Graybill, Andrew R. The Red and The White: A Family Saga of The American West, Liveright Corporation (W.W. Norton), New York, 2013 (338pp.$28.95)
Malcolm Clarke ranched on Prickly Pear Creek, south of Helena, where he ran cattle and lived with his wife, a Piegan Blackfoot Indian named Cutting Off Head Woman, whom Clarke had married while a factor for the American Fur Company working out of Fort Benton on the Missouri River. Also on the ranch in August, 1869, were Clarke’s son Horace and daughter Helen, both Metis, or “mixed breeds”, who lived in a bifurcated world suspended between the White and Piegan worlds of frontier Montana. Malcolm Clarke was a successful and famous fur trader. He was recognized as a “friend” to the Indians. But he also had a temper and was known for his numerous violent encounters. One of those encounters was with a young Piegan named Pete Owl Child, who had his own violent streak caused by anger at increasing White encroachment on Blackfeet land, Piegan grievances against Clarke’s company, and the cultural despair common to many younger Blackfeet warriors. Pete Owl Child was a cousin to Horace and Helen and his father was brother to Clarke’s wife. These facts make Malcolm Clarke’s murder by Pete Owl Child and his small raiding party one day in mid-August 1869 particularly grim. Though shot in the face, Horace survived.
Andrew R. Graybill’s new book, The Red and the White is a beautifully written and carefully researched account of the facts leading up to what is now known as the Marias Massacre in which more than 200 peaceful Piegans were killed by 400 heavily armed soldiers of the U.S. Second Cavalry before dawn on a cold winter day in January, 1870. Among the armed men was Horace Clarke, half Piegan.
Sanctioned by the infamous Indian Killer William Sherman, the cavalry assembled under the command of Major Eugene Baker, an infamous drunkard. Riding against Mountain Chief’s Blackfeet band, Major Baker’s force paused at dawn on a bluff overlooking the Big Bend of the Marias River and saw a slumbering encampment. Unfortunately, the encampment was that of Heavy Runner’s people, mostly women and old men, whose loyalty was strictly to the Great Father in Washington. Baker was under orders to avoid conflict with Heavy Runner, but he attacked anyway and four hours later two hundred Indians were dead, many wounded, the camp burned, and survivors, including children, taken away. Mountains Chief’s band, camped a few miles downriver, escaped.

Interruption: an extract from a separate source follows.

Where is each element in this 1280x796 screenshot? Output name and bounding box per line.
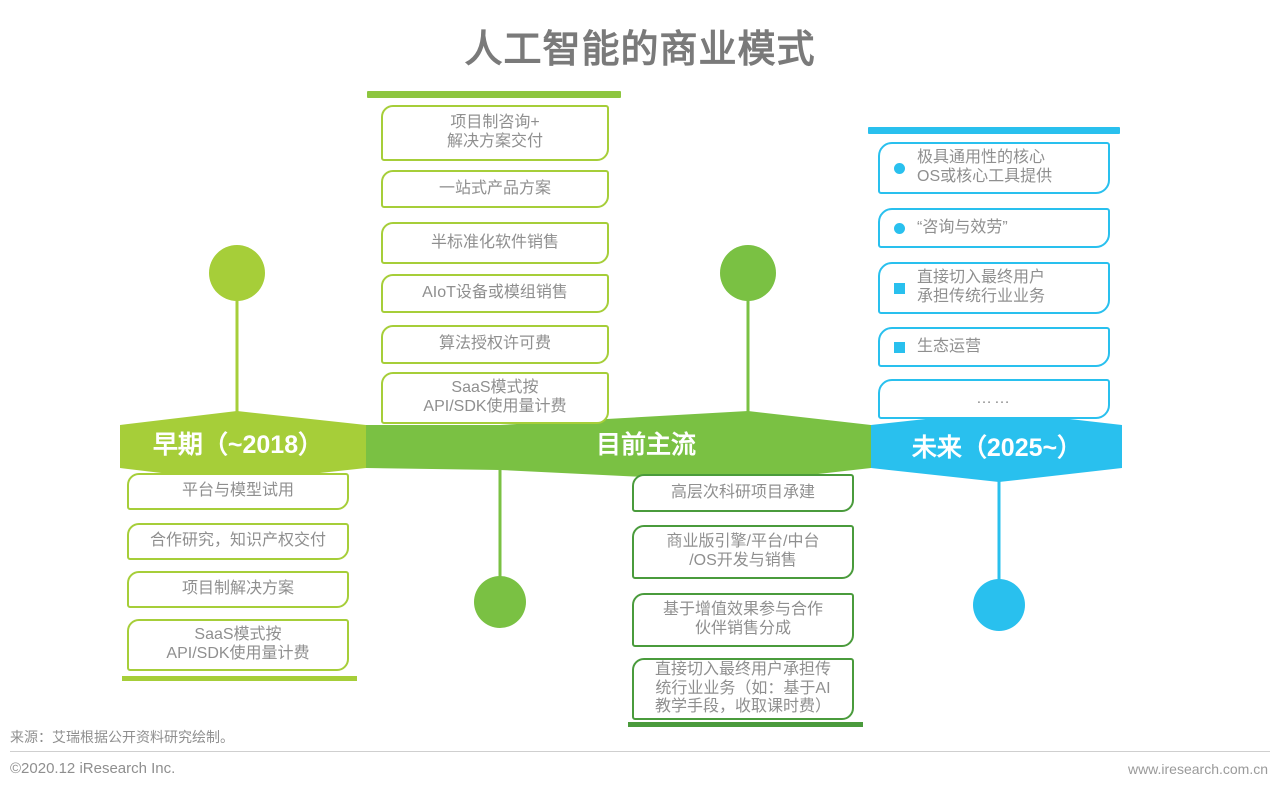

Graybill, a professor of history and director of the William P. Clements Center for Southwest Studies at SMU, has written a gripping Western saga. But more, he has plumbed the depth of racial and generational conflict by means of previously unexamined archival material and interviews with descendants on both sides. The Red and the White examines the fur trade, alcohol, disease, and racial attitudes, all within the larger context of Western history and the Clarke family saga which includes a look at the lives of Helen, Horace and their heirs. The book is beautifully made, stocked with both vintage and original photographs, and contains a superb bibliography.
Western history buffs and general readers alike cannot fail to profit from a careful reading of its pages—dramatic, heartbreaking and wise. Major Baker, disgraced, died drunk and penniless.